Stuttgart et Düsseldorf, qui avaient été condamnées en 2017 – et qui viennent donc de perdre, mardi, leur action en appel –, pourraient être forcées d'agir rapidement. Pour la première, l'échec est doublement amer, car non seulement la ville est dirigée par des écologistes, mais elle est le berceau de l'automobile allemande, patrie de Mercedes et de Bosch, le leader mondial des systèmes de motorisation diesel. Chez le plus gros sous-traitant automobile du monde, 50 000 emplois dépendent directement de cette technologie. La décision du tribunal de Leipzig va-t-elle enterrer le diesel ? Les constructeurs allemands, spécialistes des grosses berlines et des lourds 4 x 4 urbains, sont fortement dépendants de cette motorisation, réputée moins gourmande en carburant que les moteurs essence et moins émettrice de CO2. Depuis des mois, ils multiplient les initiatives pour inciter les automobilistes à changer leur vieux diesel contre un modèle plus récent et ils actualisent les logiciels des moteurs.

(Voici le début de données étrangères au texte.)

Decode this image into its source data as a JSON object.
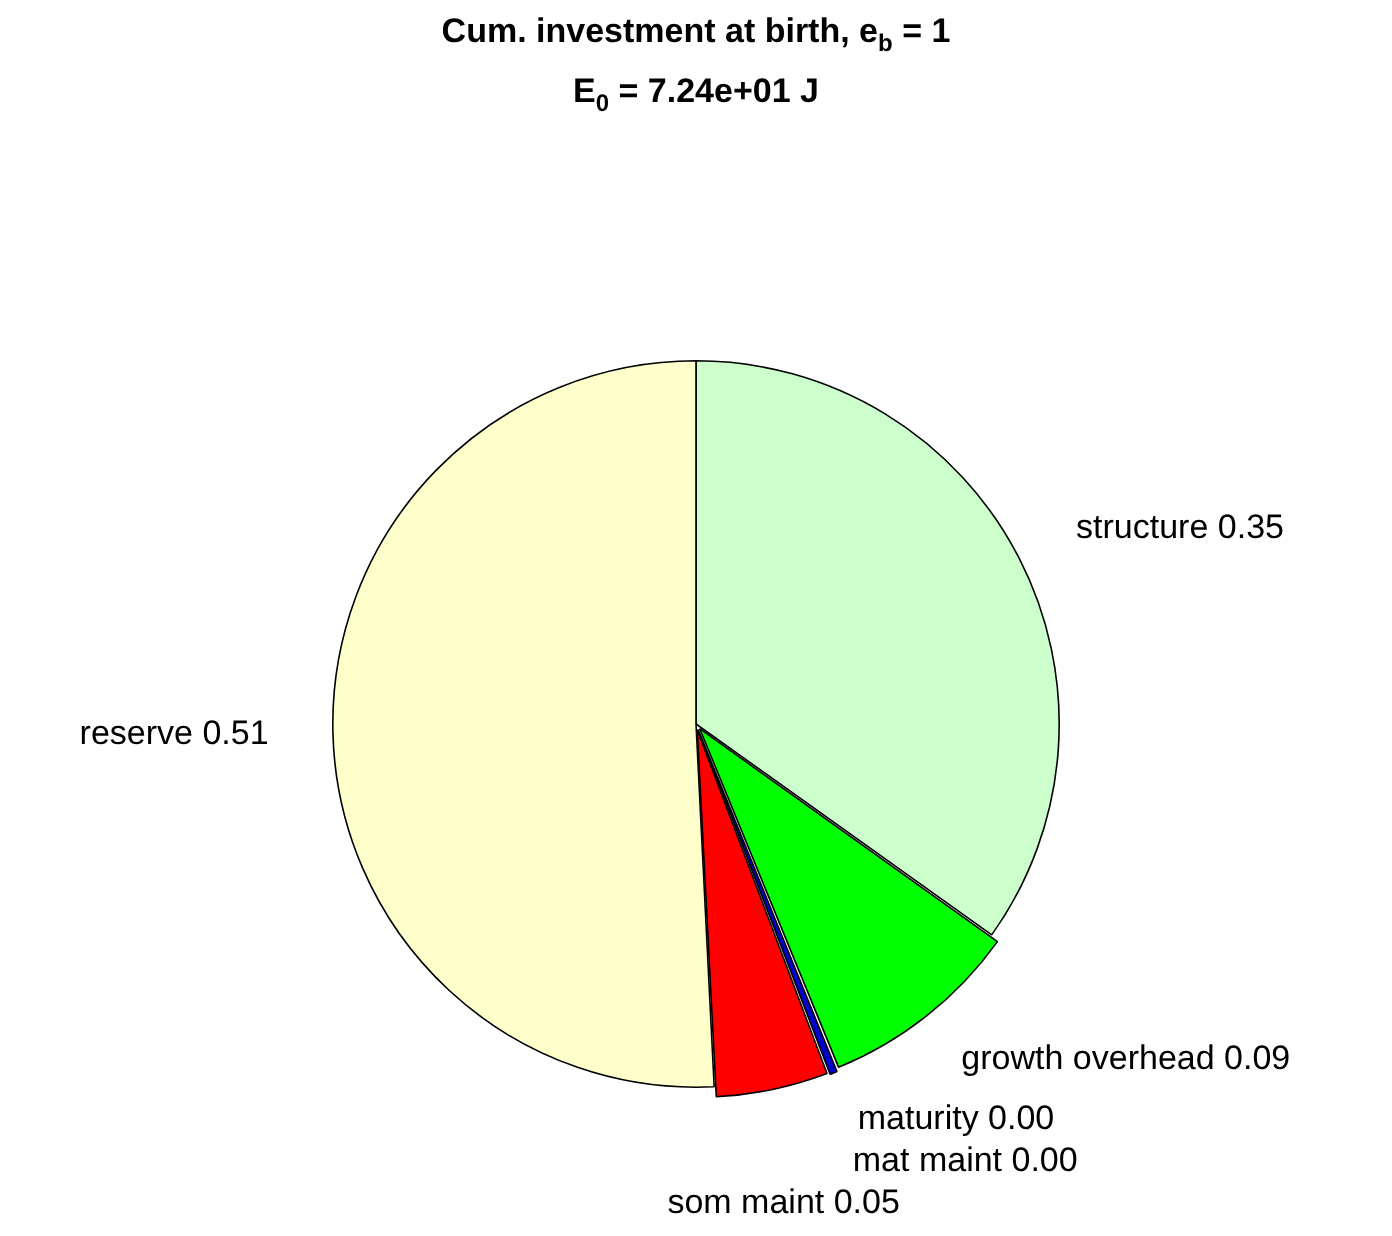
{
  "chart_data": {
    "type": "pie",
    "title": "Cum. investment at birth, e$_{b}$ = 1",
    "subtitle": "E$_{0}$ = 7.24e+01 J",
    "categories": [
      "structure",
      "growth overhead",
      "maturity",
      "mat maint",
      "som maint",
      "reserve"
    ],
    "values": [
      0.35,
      0.09,
      0,
      0.004,
      0.05,
      0.51
    ],
    "colors": [
      "#ccffcc",
      "#00ff00",
      "#0000ff",
      "#0000cc",
      "#ff0000",
      "#ffffcc"
    ],
    "value_labels": [
      "0.35",
      "0.09",
      "0.00",
      "0.00",
      "0.05",
      "0.51"
    ],
    "legend": false
  }
}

DilemmeMais ils refusent catégoriquement un moyen jugé efficace à long terme pour réduire les émissions : les réparations invasives des véhicules. Celles-ci permettraient de réduire de 50 % à 70 % les émissions de dioxyde d'azote des diesels Euro 5, ont calculé, mi-février, les experts de l'Association des automobilistes allemands. C'est la solution prônée aussi par le ministère de l'environnement, qui exige que les constructeurs prennent en charge ces réparations. Mais ces derniers arguent des complications techniques et tiquent sur le coût de l'opération : de 1 400 euros à 3 300 euros par véhicule.
Mardi, le ton des réactions en disait long sur le mécontentement qui monte en Allemagne. La Fédération des artisans (ZDH)
a réitéré son
" rejet catégorique " des interdictions de circuler et a appelé les villes à
" tout mettre en œuvre " pour les éviter. Le Syndicat des entreprises de taille moyenne (BVMW) voit dans le jugement de Leipzig une
" menace pour l'existence des petites et moyennes entreprises ", le bannissement des vieux diesels équivalant pour beaucoup d'entre elles à
" une expropriation du capital social ".
Le gouvernement va-t-il contraindre les constructeurs à obtempérer ? Depuis des mois, pour Berlin, le dilemme est cornélien ; 800 000 emplois dépendent directement de l'industrie automobile qui a vendu à l'international pour 234 milliards d'euros de biens en 2017, au premier rang des exportations du pays, loin devant les machines et la chimie.
Et la colère des automobilistes pourrait être très coûteuse politiquement. Les propriétaires des diesels les plus anciens sont les moins fortunés, ceux qui habitent loin de leur lieu de travail et qui n'ont pas les moyens de s'offrir un véhicule plus récent. Pour eux, la voiture est le premier investissement du foyer et un bien de première nécessité. Un électorat populaire aujourd'hui de plus en plus tenté par le vote en faveur du parti d'extrême droite AfD (Alternative für Deutschland).